I know these people; I’m married to the one on the left. She’s the most precious human being on the planet to me. The woman on the right is one of her dearest friends (mine, too). The pot she’s holding, has been, on this shadowy afternoon in late Fall, a cauldron for the cooking of the season’s plum crop, grown in trees on the South side of her house, plums that she’d frozen after picking, in mid-Summer.
These plums aren’t plums any longer; they’re jam. They’re preserved, to be eaten, spread on toast, or muffins, this winter. Or next Spring. Or two years from now, or ten. Eaten by cousins, friends, sons, daughters. Grandchildren. They carry forward the heat of the sun in July of 2005 in Point Reyes. Cornelia and Bonnie make jam from these plums every year, and the jam carries forward, too, the care and the love they lavish on it.
As the afternoon of peeling, chopping, measuring and stirring, stretches out before them, they share stories of family, of children and grandchildren, of cares, and sadnesses. And they tell jokes. They drink a little Scotch. Their conversation is not so different from a long walk in the woods. Sometimes I wonder how they find their way back. There’s a tenderness, and an abiding love that carries forward, too, that’s preserved inside the heart.

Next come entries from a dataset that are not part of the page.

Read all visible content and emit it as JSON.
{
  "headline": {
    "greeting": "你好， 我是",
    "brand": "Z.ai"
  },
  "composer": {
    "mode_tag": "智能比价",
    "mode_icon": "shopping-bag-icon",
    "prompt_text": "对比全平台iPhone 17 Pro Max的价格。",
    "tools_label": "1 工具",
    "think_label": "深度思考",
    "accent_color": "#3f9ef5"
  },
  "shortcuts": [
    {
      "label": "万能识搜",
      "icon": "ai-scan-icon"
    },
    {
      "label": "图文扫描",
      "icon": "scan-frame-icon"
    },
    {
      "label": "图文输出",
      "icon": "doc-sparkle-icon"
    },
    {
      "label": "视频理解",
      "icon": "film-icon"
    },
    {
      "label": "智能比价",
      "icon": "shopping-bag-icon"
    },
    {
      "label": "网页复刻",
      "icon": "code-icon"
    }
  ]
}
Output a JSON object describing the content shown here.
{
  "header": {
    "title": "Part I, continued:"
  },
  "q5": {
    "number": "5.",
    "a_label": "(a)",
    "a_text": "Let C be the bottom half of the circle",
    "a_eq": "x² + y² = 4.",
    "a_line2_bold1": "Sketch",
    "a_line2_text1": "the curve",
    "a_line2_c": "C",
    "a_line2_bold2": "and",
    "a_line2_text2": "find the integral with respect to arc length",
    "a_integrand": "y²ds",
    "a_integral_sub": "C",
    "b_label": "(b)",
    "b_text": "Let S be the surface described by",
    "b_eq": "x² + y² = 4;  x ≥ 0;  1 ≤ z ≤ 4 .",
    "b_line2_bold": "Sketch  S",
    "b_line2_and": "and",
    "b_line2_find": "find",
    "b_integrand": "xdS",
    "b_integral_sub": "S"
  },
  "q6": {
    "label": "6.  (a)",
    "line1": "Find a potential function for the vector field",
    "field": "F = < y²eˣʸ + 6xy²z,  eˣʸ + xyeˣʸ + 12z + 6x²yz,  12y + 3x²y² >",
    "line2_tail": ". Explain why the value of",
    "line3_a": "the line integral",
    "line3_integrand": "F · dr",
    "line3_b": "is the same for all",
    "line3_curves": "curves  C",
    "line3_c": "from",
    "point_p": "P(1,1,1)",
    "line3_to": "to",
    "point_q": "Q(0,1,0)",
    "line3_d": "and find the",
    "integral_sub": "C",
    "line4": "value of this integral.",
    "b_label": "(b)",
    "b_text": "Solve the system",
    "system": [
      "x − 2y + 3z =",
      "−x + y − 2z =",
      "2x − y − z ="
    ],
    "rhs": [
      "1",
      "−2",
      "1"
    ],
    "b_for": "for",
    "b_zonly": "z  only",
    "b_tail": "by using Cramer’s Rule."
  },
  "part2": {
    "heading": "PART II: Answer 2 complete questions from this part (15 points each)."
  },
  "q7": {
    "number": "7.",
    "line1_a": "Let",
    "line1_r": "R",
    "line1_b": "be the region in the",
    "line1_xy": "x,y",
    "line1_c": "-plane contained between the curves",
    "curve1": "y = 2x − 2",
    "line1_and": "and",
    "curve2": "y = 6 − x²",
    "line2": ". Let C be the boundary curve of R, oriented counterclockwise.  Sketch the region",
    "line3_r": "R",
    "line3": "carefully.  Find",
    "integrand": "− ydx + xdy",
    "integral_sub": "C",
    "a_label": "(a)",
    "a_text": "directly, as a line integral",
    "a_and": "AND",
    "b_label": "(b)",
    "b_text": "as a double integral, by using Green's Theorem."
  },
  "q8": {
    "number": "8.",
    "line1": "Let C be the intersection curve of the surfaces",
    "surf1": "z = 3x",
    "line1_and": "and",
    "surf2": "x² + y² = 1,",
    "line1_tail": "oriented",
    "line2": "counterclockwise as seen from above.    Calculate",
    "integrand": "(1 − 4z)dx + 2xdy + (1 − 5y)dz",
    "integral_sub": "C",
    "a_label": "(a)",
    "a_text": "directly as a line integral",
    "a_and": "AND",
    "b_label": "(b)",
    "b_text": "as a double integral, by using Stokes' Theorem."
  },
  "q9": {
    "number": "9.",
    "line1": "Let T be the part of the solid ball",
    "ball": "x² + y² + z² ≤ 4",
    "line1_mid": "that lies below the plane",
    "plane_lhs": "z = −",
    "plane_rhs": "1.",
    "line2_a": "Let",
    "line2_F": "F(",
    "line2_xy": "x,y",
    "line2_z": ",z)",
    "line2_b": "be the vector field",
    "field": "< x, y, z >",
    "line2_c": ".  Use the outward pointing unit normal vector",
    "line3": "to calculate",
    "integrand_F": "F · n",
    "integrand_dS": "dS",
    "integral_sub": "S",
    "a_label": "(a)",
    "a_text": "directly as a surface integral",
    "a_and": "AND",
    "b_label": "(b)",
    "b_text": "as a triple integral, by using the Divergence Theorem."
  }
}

And the annual cooking and preserving of the fruit carries forward, too, the procession of generations upon generations of the preservers of fruit, of culture, of warmth, of connectedness. They’re like members of a kind of Army, most of whom are, more or less, invisible.
Bonnie’s husband Jeff took this photo. He managed, somehow, to snap it just when a wave of energy passed through Bonnie on its way to Cornelia; you can see it there, poised to leap from one to the other. That’s one of the amazing things about Jeff—you don’t always know what he’s up to; he can be pretty quiet, but he comes through with the goods, just when you’re thinking “there’s only one thing that could make this better…”
And check out that copper pot. Cornelia, herself began to wonder, looking at this picture, whether she was looking at the inside or the outside of it. Yet, when the picture was taken, the weekend before Thanksgiving, she knew all too well which side of the pot she was looking at. And she knew, deep down in her bones, the story in which she was acting a part, the picture of which bears witness, above.
Just a few weeks later, on the day of Solstice, we managed to get all seven of our grandchildren to our home, to enjoy their company, to make gingerbread houses, to raise a ruckus, to make a joyful noise. The day began early; 5 year old twins Megan and Emily St. John woke Noni (Cornelia) while the sky was still dark (and would be for yet a couple of hours). Seven year old Olivia Edmunds was here not too long after sunrise; I think Noah was the next to arrive, but it could have been the other way around. By lunchtime the joint was packed with wee bairns, including Ana Kate Berezniy-St John, age 5, Aidan Berezniy-St John, age two, Noah Silverman St. John, age nine, and Sophia Rose, age 20 months. Sophia’s Mom, Heather, and Aidan and Ana Kate’s Dad, Matt were present for much of the day, along with a good friend, Bryn, who took the group portrait you see here.
At the moment this snapshot was taken, we were all singing “Twinkle, Twinkle, Little Star.” It happens that well over 100 photos were taken this day, including dozens of group shots of these same seven, but this is the only picture in which the energy of all was focused in the same direction. Almost a miracle! And something to carry forward, preserved inside the heart, like the sunlight on the South wall of a house in Berkeley on a mid-December afternoon, a vineyard where love toils.